Elias Sports Bureau, defining a six-man rotation as the same six pitchers starting in the same order through multiple times, found that only three teams have gone five or more passes with a six-man rotation:
- Astros in the final two months of the 2013 season
- Royals in the final month of the 2004 season
- Mets in the summer of 1998
Consulting my 1998 daily book, I found that from July 28 through Aug. 30 of 1998 the Mets started Hideo Nomo, Al Leiter, Bobby Jones, Masato Yoshii, Rick Reed and Armando Reynoso five times through the rotation, from July 28 through Aug. 30.
The Mets’ record in that stretch was a commendable 21-14, but the second-place Mets lost a game in the standings to the first-place Braves.

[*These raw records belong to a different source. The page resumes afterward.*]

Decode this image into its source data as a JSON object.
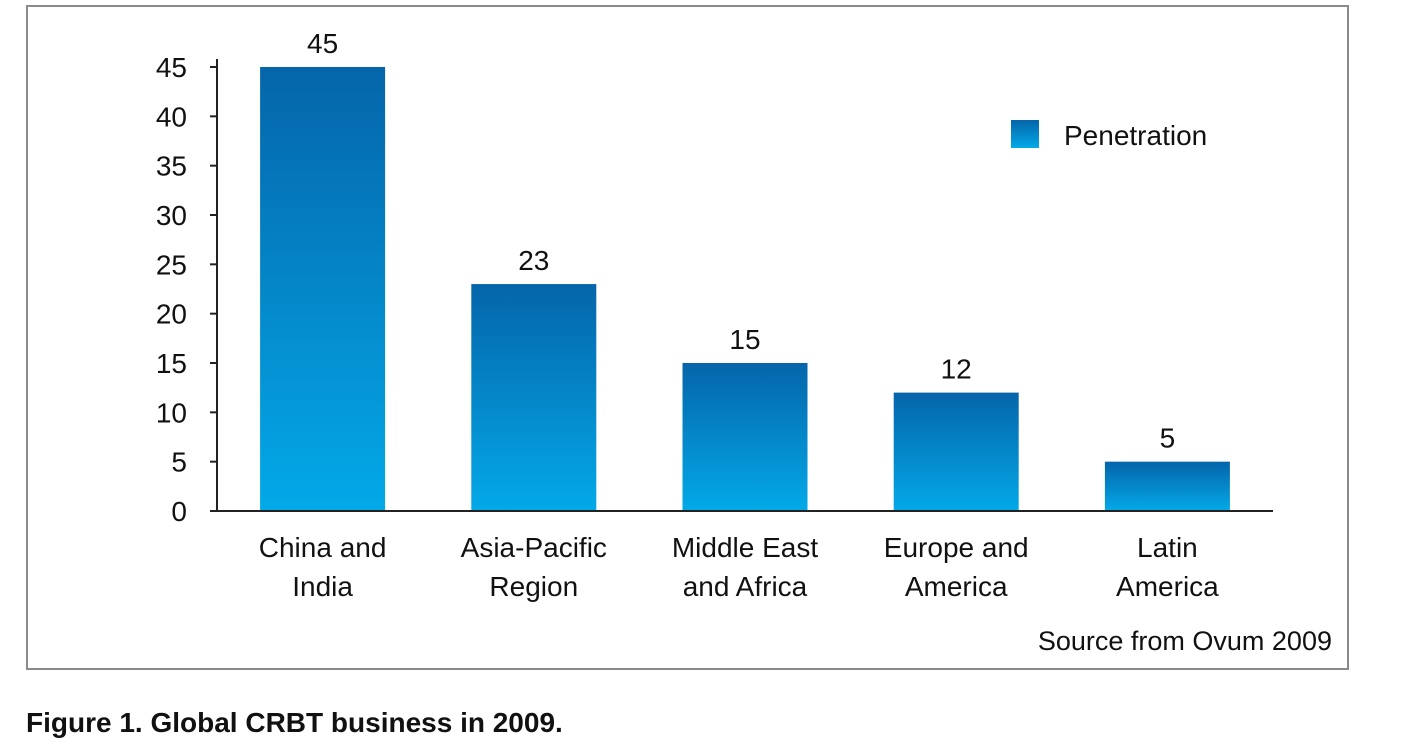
{
  "chart_data": {
    "type": "bar",
    "categories": [
      [
        "China and",
        "India"
      ],
      [
        "Asia-Pacific",
        "Region"
      ],
      [
        "Middle East",
        "and Africa"
      ],
      [
        "Europe and",
        "America"
      ],
      [
        "Latin",
        "America"
      ]
    ],
    "series": [
      {
        "name": "Penetration",
        "values": [
          45,
          23,
          15,
          12,
          5
        ]
      }
    ],
    "title": "",
    "xlabel": "",
    "ylabel": "",
    "ylim": [
      0,
      45
    ],
    "yticks": [
      0,
      5,
      10,
      15,
      20,
      25,
      30,
      35,
      40,
      45
    ],
    "data_labels": true,
    "grid": false,
    "legend_position": "top-right",
    "colors": {
      "bar_top": "#0565AA",
      "bar_bottom": "#03A9E8",
      "axis": "#222222",
      "frame": "#8A8A8A"
    }
  },
  "source_note": "Source from Ovum 2009",
  "caption": "Figure 1. Global CRBT business in 2009."
}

This season the first go-round of the six-man rotation went from May 29 through June 3. The six starters were Matt Harvey, Jonathan Niese, Bartolo Colon, Jacob deGrom, Noah Syndergaard and Dillon Gee.
They compiled an aggregate 5.66 earned run average, and the Mets lost four of the games. Before they reached starter No. 3 (Colon) in the second rotation of the six-man rotation, Manager Terry Collins said, “Never mind” and announced he was reverting to a five-man rotation, putting Gee in the bullpen.